Les discussions entre décideurs et analystes occidentaux sur la manière dont la guerre russo-ukrainienne pourrait ou devrait se terminer s’intensifient de mois en mois. L’auteur de cet article, politologue allemand, met en exergue un obstacle à la paix peu évoqué : les modifications constitutionnelles apportées par Moscou en 2014 et 2022 concernant le territoire officiel de la Fédération de Russie. Du fait des « annexions » qu’elle a proclamées, la Russie est — selon sa propre Constitution — un pays qui aujourd’hui ne contrôle ni toutes ses frontières ni son territoire revendiqué.

L’affrontement de deux constitutions

Il existe un grand nombre de raisons pour lesquelles les négociations entre Kiev et Moscou n’auront probablement pas lieu ou n’apporteront aucun résultat et certainement pas une paix durable. L’une d’entre elles est l’incompatibilité manifeste des constitutions de l’Ukraine et de la Russie. La récente annexion illégitime par la Russie de quatre territoires du sud-est de l’Ukraine continentale, à savoir les oblasts de Donetsk, de Louhansk, de Zaporijjia et de Kherson, pose un problème. Elle accentue en effet la provocation lancée avec la scandaleuse occupation militaire russe et l’annexion illégale de la péninsule de Crimée neuf ans auparavant. Depuis mars 2014, et plus encore depuis septembre 2022, cette question est devenue l’obstacle le plus important à des discussions fructueuses entre l’Ukraine et la Russie.

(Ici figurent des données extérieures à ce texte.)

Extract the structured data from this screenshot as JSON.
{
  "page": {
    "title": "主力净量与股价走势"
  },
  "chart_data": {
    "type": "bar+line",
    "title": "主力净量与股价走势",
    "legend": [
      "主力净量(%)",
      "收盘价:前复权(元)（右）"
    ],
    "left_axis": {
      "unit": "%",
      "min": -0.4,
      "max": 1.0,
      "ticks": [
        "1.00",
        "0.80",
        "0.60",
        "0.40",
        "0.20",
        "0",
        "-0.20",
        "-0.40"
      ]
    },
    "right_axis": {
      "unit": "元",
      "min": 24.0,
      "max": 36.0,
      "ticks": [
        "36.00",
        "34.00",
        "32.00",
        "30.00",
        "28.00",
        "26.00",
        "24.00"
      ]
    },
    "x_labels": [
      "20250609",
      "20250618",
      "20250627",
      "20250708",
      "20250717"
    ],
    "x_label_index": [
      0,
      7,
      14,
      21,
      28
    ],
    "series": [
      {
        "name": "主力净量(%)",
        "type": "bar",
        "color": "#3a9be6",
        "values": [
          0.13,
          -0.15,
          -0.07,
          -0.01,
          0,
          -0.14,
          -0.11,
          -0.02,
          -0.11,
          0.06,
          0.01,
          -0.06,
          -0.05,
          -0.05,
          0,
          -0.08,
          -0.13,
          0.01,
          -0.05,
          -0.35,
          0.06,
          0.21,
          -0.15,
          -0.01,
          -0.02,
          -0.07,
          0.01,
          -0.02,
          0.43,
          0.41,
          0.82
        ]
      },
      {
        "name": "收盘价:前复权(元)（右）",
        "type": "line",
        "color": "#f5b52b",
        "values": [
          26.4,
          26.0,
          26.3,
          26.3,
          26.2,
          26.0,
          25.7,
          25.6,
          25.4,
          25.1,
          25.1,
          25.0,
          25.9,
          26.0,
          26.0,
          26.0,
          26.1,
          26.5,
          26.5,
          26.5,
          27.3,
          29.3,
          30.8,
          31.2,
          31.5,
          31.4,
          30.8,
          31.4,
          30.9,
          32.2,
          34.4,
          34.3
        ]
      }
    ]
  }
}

Les deux pays doivent résoudre non seulement un certain nombre de problèmes politiques entre eux, mais aussi un conflit juridique fondamental. Depuis près de neuf ans, la Russie ne se contente pas de violer le droit international d’une manière jusqu’alors impensable. Les annexions de Moscou ont également modifié fondamentalement le droit interne russe. Ainsi, les Constitutions ukrainienne et russe revendiquent désormais explicitement un même territoire dans l’est et le sud de l’Ukraine, y compris la Crimée.

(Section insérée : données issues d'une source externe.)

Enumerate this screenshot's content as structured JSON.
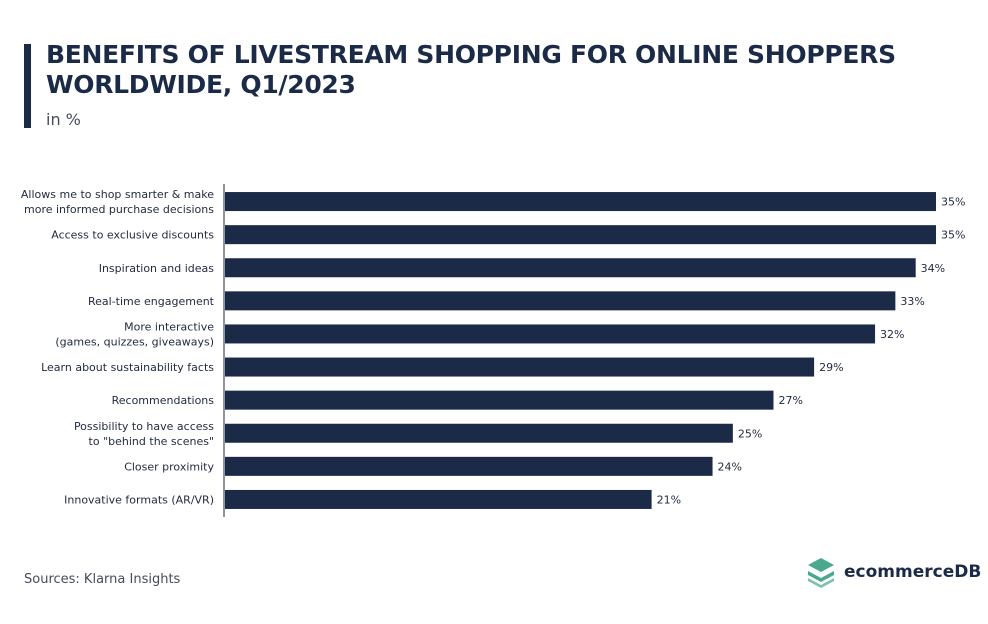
{
  "header": {
    "title": "BENEFITS OF LIVESTREAM SHOPPING FOR ONLINE SHOPPERS WORLDWIDE, Q1/2023",
    "subtitle": "in %"
  },
  "footer": {
    "source": "Sources:  Klarna  Insights",
    "brand": "ecommerceDB"
  },
  "colors": {
    "bar": "#1b2a47",
    "logo": "#4aa88f"
  },
  "icons": {
    "logo": "ecommercedb-logo-icon"
  },
  "chart_data": {
    "type": "bar",
    "orientation": "horizontal",
    "title": "BENEFITS OF LIVESTREAM SHOPPING FOR ONLINE SHOPPERS WORLDWIDE, Q1/2023",
    "subtitle": "in %",
    "categories": [
      [
        "Allows me to shop smarter & make",
        "more  informed purchase decisions"
      ],
      [
        "Access to exclusive discounts"
      ],
      [
        "Inspiration and ideas"
      ],
      [
        "Real-time engagement"
      ],
      [
        "More  interactive",
        "(games,  quizzes,  giveaways)"
      ],
      [
        "Learn about sustainability facts"
      ],
      [
        "Recommendations"
      ],
      [
        "Possibility to have access",
        "to \"behind the  scenes\""
      ],
      [
        "Closer proximity"
      ],
      [
        "Innovative formats (AR/VR)"
      ]
    ],
    "values": [
      35,
      35,
      34,
      33,
      32,
      29,
      27,
      25,
      24,
      21
    ],
    "value_labels": [
      "35%",
      "35%",
      "34%",
      "33%",
      "32%",
      "29%",
      "27%",
      "25%",
      "24%",
      "21%"
    ],
    "xlim": [
      0,
      35
    ],
    "grid": false,
    "legend": "none"
  }
}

En outre, Poutine et Zelensky sont — en tant que présidents de leurs pays — également considérés, par leurs peuples, comme les « garants » de leurs Constitutions tenus de les appliquer. Même si l’un ou l’autre voulait faire des compromis territoriaux, les lois fondamentales de leurs deux États leur interdisent explicitement de le faire. Cela signifie qu’avant d’engager des pourparlers de paix substantiels, l’une au moins de ces deux Constitutions devrait être modifiée, voire les deux. Or, pour ce faire, il faudrait obtenir de larges majorités lors des votes parlementaires. Le moins que l’on puisse dire, c’est que cela serait difficile dans le cas de la Russie de Poutine, et irréaliste dans le cas de l’Ukraine.

Le précédent de la Crimée

Ce problème juridique particulier existe déjà depuis le 18 mars 2014, date à laquelle la Fédération de Russie a officiellement inclus la péninsule de Crimée dans son territoire national. L’annexion de la Crimée n’a été officiellement reconnue que par quelques pays et certains cercles politiques dans le monde. Moscou a présenté au monde extérieur, en 2014, une explication en partie plausible de sa violation du droit international en mer Noire. Entre autres affirmations douteuses, elle a proclamé que l’histoire de la Crimée dans les empires tsariste et soviétique justifiait l’action scandaleuse de la Russie en 2014.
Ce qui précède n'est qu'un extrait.